1. Fragen der Ordnung des Betriebs (§ 87 Abs. 1 Nr. 1 BetrVG)

Nach Nr. 1 sind die Ordnung im Betrieb und das Verhalten der Arbeitnehmer untereinander mitbestimmungspflichtig. Die Mitbestimmung umfasst die Normierung verbindlicher Verhaltensregeln über die Zusammenarbeit der Arbeitnehmer. Mitbestimmungsfrei sind dagegen Regelungen, die das Arbeitsverhalten der Arbeitnehmer betreffen (BAG, Beschl. v. 23.02.2016, Az.: 1 ABR 18/14). Beispiele für mitbestimmungspflichtige Maßnahmen sind unter anderem Taschenkontrollen und Kleiderordnungen.

2. Beginn und Ende der täglichen Arbeitszeit (§ 87 Abs. 1 Nr. 2 BetrVG)

Nach Nr. 1 besteht ein Mitbestimmungsrecht des Betriebsrats hinsichtlich der Lage der Arbeitszeit. Das Mitbestimmungsrecht nach Nr. 2 bezieht sich jedoch nicht auf die Dauer der wöchentlichen Arbeitszeit. Die Mitbestimmung erstreckt sich z.B. auf die Einführung einer gleitenden Arbeitszeit und die damit verbundenen Einzelfragen. Auch die Einführung von Vertrauensarbeitszeit, also der Verzicht auf die Arbeitszeiterfassung, ist mitbestimmungspflichtig.

3. Vorübergehende Verkürzung oder Verlängerung der Arbeitszeit (§ 87 Abs. 1 Nr. 3 BetrVG)

Im Gegensatz zum Mitbestimmungstatbestand in Nr. 2 geht es in Nr. 3 um die außerordentliche Veränderung der betriebsüblichen Arbeitszeit. Mitbestimmungspflichtig ist also die Verlängerung oder Verkürzung der Arbeitszeit. Relevante Fallgruppen sind die Anordnung bzw. die Vereinbarung von Überstunden oder die Einführung von Kurzarbeit. Das Mitbestimmungsrecht des Betriebsrats besteht unabhängig davon, ob die geplante Maßnahme (also die Anordnung der Überstunden oder die Einführung von Kurzarbeit) im Einvernehmen mit einem Arbeitnehmer erfolgt (Theorie der Wirksamkeitsvoraussetzung). Selbst die Eilbedürftigkeit steht dem Mitbestimmungsrecht nicht entgegen.
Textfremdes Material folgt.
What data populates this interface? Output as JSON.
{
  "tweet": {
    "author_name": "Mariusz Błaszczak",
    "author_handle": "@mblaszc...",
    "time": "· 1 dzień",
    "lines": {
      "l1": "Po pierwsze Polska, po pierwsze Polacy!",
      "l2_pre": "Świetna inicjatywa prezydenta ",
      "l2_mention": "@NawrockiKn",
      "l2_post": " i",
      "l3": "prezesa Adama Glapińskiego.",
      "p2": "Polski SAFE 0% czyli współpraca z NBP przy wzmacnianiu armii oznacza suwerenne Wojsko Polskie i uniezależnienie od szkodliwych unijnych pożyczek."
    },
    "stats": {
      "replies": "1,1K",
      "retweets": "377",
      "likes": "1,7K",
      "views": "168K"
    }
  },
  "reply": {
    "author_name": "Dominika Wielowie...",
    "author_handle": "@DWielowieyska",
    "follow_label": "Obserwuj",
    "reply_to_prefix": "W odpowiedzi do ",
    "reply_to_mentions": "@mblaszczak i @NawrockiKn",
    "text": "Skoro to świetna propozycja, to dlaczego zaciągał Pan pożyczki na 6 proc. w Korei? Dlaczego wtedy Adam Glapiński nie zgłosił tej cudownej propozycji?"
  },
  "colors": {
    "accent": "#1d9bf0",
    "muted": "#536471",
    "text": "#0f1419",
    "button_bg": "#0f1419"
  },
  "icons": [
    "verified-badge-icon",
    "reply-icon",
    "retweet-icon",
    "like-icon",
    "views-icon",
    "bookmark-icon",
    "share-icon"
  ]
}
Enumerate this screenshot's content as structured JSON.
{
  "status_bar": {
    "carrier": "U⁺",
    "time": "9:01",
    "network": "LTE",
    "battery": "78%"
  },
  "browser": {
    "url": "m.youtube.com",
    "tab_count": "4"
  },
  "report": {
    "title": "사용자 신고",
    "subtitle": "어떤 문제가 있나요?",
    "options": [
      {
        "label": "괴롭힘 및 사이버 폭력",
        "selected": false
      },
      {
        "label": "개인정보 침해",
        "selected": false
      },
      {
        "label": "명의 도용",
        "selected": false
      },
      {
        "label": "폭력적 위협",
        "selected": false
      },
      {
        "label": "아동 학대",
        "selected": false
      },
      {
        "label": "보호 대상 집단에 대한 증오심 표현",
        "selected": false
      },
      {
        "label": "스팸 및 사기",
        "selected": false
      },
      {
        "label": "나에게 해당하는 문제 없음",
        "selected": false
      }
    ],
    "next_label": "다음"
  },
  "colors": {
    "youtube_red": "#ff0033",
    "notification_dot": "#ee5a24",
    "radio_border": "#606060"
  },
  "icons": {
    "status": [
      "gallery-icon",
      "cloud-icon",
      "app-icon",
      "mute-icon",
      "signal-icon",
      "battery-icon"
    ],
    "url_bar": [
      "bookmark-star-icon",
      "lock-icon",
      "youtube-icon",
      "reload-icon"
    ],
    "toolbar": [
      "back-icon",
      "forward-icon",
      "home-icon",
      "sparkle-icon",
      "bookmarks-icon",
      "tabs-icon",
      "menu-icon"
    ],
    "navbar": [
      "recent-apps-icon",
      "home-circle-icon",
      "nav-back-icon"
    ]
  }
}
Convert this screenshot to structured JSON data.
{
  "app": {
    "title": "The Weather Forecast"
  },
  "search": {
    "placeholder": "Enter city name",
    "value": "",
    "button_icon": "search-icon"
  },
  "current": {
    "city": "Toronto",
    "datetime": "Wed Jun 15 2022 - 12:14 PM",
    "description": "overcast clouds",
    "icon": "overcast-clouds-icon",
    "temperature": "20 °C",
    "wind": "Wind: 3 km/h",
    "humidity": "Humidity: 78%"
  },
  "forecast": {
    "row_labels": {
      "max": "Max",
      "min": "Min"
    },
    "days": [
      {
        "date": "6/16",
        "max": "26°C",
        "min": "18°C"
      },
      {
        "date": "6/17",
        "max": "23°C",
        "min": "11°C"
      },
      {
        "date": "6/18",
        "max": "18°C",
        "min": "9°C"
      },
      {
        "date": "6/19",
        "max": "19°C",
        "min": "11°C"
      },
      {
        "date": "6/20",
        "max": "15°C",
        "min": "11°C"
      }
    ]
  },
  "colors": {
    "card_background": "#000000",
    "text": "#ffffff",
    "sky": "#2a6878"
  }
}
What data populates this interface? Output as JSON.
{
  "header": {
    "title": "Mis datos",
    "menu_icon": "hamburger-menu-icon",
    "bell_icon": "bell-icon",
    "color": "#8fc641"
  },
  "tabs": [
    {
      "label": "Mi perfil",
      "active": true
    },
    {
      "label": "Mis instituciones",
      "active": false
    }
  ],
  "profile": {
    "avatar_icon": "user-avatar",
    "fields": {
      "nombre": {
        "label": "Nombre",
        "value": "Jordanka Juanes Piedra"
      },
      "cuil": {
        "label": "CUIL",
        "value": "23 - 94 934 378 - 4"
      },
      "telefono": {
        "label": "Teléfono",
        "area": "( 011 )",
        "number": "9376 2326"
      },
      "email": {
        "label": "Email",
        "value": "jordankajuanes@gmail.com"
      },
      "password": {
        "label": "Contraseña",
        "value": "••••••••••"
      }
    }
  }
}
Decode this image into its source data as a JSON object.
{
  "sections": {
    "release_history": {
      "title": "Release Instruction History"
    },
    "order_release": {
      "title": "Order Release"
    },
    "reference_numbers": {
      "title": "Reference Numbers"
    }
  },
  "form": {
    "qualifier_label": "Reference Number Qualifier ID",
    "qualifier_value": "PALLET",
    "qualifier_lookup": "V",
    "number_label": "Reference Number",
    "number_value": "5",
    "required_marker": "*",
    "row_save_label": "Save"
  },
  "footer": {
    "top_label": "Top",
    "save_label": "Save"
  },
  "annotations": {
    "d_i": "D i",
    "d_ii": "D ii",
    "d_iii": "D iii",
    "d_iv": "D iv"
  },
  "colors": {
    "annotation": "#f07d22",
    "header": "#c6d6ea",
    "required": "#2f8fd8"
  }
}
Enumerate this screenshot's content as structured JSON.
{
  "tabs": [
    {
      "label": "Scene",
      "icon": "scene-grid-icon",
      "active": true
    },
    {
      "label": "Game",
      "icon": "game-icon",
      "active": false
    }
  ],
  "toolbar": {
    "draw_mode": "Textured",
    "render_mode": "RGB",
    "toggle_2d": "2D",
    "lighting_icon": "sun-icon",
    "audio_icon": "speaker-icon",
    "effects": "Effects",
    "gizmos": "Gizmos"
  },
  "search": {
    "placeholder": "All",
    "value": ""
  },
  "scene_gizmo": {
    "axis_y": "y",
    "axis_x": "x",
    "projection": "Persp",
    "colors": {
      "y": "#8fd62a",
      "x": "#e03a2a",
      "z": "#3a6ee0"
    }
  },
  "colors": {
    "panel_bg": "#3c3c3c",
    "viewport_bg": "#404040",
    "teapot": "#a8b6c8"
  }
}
4. Aufstellung allgemeiner Urlaubsgrundsätze (§ 87 Abs. 1 Nr. 5 BetrVG)

Das Mitbestimmungsrecht bezieht sich insbesondere auf den Erholungsurlaub nach § 1 BUrlG. Mitbestimmungspflichtig ist daneben auch die Erteilung von Bildungsurlaub (BAG, Beschl. v. 25.05.2002, Az.: 1 ABR 37/01). Auch die Aufstellung allgemeiner Urlaubsgrundsätze, wie Betriebsferien, ist mitbestimmungspflichtig. Ist der jeweilige Arbeitnehmer mit der Bestimmung seiner Urlaubszeit unzufrieden, kann an der Festsetzung der Betriebsrat mitwirken.

5. Einführung und Anwendung von technischen Einrichtungen (§ 87 Abs. 1 Nr. 6 BetrVG)

Das Mitbestimmungsrecht für die Einführung und Anwendung von technischen Einrichtungen ist in Zeiten von Digitalisierung äußerst relevant geworden. Damit das Mitbestimmungsrecht einschlägig ist, bedarf es zuerst einer technischen Einrichtung, also einer optischen, akustischen, mechanischen oder elektrischen Anlage. Rein organisatorische Maßnahmen wie Arbeitszeitberichte, Arbeitsbücher und Zeitkarten sind nicht erfasst.

Der Einsatz dieser Einrichtungen muss darüber hinaus geeignet sein, das Verhalten oder die Leistung der Arbeitnehmer zu überwachen. Auf eine Überwachungsabsicht kommt es nicht an. Die Einrichtung erfüllt also bereits dann die Überwachungsanforderung, wenn Informationen über die Leistung und das Verhalten des Arbeitnehmers erhoben werden. Das Mitbestimmungsrecht geht also heutzutage sehr weit.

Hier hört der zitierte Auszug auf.